The law banned other flavorings, like fruit and spice, because of their potential to lure young smokers. But in a political compromise, it specified a separate review for menthol.
In 10 meetings stretching back a year, the panel weighed the public health effect of menthol cigarettes, evaluating how they’ve been marketed, their appeal to youth, physiological effects and other factors.
In draft chapters of a final report due Wednesday, the panel said the scientific evidence showed that menthol has cooling and numbing effects that reduce the harshness of cigarette smoke and that could make it easier for young people to start smoking and harder for them to quit.
The committee also said menthol was likely to make low-tar, low-nicotine cigarettes more satisfying, and that smokers “who switch to low-yield cigarettes for health concerns may be more likely to continue to smoke rather than quit.”
Tobacco companies also warned that a menthol ban would lead to a large black market, loss of tax revenue and make it easier for underage kids to smoke.
The 12-member advisory committee acknowledged that development of a black market was a possibility, but left it to the FDA to determine the seriousness of the threat.
Tobacco firms also contended that there’s no difference in damage to health between mentholated and unflavored cigarettes.
The panel in large measure concurred, finding that “the evidence is insufficient to conclude that smokers of menthol cigarettes face a different risk of tobacco-caused diseases than smokers of non-menthol cigarettes.”
That finding is key, because in the view of industry analysts, it increases the possibility that the FDA will try to deal with menthol through limits on marketing rather than through an outright ban.
It also helped explain the surge in shares of Lorillard Inc. following the advisory panel announcement.
Lorillard gets about 90% of its revenue from a single menthol brand, Newport, and has mounted an aggressive public relations campaign against menthol restrictions and sued FDA to prevent it from using the panel’s findings.
But shares of Lorillard, which closed at $78.78 on Thursday, were trading in the $85 range hours after the FDA panel decision.

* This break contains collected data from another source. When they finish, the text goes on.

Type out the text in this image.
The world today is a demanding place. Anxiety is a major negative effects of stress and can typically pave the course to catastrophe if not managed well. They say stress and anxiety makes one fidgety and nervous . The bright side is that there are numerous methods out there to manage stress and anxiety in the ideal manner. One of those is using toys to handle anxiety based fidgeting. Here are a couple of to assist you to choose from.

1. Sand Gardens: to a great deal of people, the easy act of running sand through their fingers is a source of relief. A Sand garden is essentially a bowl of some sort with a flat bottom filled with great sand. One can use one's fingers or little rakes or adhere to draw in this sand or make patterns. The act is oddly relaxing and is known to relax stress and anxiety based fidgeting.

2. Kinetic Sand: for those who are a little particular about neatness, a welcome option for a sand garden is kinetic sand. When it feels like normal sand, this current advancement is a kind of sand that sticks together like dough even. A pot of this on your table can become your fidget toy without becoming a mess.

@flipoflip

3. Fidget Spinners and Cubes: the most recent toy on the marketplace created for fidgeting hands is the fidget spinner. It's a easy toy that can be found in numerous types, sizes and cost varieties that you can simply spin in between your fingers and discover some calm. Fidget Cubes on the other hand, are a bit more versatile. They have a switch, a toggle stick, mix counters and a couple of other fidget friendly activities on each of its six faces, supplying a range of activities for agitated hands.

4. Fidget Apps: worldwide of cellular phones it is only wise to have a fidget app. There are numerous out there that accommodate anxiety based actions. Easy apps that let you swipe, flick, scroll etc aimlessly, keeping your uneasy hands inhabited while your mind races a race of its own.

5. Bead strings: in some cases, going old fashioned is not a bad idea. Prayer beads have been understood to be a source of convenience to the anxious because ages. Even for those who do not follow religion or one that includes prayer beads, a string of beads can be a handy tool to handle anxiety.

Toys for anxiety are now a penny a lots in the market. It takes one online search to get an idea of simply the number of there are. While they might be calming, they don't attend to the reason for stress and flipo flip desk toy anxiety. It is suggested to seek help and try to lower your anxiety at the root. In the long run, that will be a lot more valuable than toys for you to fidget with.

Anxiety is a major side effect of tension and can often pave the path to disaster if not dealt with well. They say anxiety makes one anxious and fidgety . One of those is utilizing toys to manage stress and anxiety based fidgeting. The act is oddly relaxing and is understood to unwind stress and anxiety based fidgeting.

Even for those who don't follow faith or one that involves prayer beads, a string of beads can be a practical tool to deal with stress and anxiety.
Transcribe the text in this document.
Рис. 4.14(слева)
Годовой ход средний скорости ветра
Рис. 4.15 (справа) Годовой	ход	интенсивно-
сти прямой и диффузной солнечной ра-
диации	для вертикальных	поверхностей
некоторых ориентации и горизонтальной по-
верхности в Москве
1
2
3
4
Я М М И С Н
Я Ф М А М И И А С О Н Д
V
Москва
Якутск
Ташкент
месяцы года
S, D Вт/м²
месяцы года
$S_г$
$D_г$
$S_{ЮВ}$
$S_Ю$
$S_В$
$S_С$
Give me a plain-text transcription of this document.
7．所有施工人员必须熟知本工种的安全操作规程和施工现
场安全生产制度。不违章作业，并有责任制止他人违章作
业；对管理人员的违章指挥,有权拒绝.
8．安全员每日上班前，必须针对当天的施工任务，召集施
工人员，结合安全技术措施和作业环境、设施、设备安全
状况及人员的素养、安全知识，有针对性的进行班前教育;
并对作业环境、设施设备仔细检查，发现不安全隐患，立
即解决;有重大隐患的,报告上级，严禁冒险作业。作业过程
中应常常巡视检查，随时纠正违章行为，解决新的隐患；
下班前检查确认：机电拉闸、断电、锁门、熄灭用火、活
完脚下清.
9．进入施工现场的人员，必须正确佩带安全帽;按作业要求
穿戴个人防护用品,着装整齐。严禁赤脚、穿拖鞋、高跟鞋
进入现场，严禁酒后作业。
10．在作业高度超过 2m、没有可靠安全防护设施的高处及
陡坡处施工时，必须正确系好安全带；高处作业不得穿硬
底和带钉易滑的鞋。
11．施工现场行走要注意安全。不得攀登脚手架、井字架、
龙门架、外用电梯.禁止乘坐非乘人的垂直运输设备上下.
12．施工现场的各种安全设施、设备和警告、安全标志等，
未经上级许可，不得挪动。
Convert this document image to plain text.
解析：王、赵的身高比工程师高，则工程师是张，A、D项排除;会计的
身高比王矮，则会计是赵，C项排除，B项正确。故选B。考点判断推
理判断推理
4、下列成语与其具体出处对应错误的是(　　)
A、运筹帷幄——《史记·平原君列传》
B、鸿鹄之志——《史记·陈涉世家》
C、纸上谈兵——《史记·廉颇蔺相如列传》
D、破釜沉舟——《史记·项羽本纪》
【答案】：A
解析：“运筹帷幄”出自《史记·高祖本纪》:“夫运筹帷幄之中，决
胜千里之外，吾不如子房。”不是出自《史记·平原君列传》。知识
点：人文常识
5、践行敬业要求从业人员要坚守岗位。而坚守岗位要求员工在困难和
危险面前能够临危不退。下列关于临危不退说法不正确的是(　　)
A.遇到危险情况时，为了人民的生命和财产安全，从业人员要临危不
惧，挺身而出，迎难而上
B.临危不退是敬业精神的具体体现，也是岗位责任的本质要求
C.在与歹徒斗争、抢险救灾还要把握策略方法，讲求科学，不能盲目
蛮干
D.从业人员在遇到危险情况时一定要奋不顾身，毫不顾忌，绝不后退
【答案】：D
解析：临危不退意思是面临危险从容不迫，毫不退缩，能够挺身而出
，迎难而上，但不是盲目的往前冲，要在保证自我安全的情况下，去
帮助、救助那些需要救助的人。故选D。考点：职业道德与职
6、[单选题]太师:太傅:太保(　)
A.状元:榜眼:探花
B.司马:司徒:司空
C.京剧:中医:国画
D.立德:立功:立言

“The market sees little in the FDA panel findings to suggest that an outright ban is likely, based on the finding that menthol smokers are not at higher risk -- with tighter marketing restrictions being the more likely outcome,” said R.J. Hottovy, director of consumer research for Morningstar Inc., an investment research firm.
Two larger cigarette makers, Philip Morris USA and RJ Reynolds Tobacco Co., have significant, but much smaller, stakes in menthol brands. Their shares also were up on Friday, though much more modestly than Lorillard’s.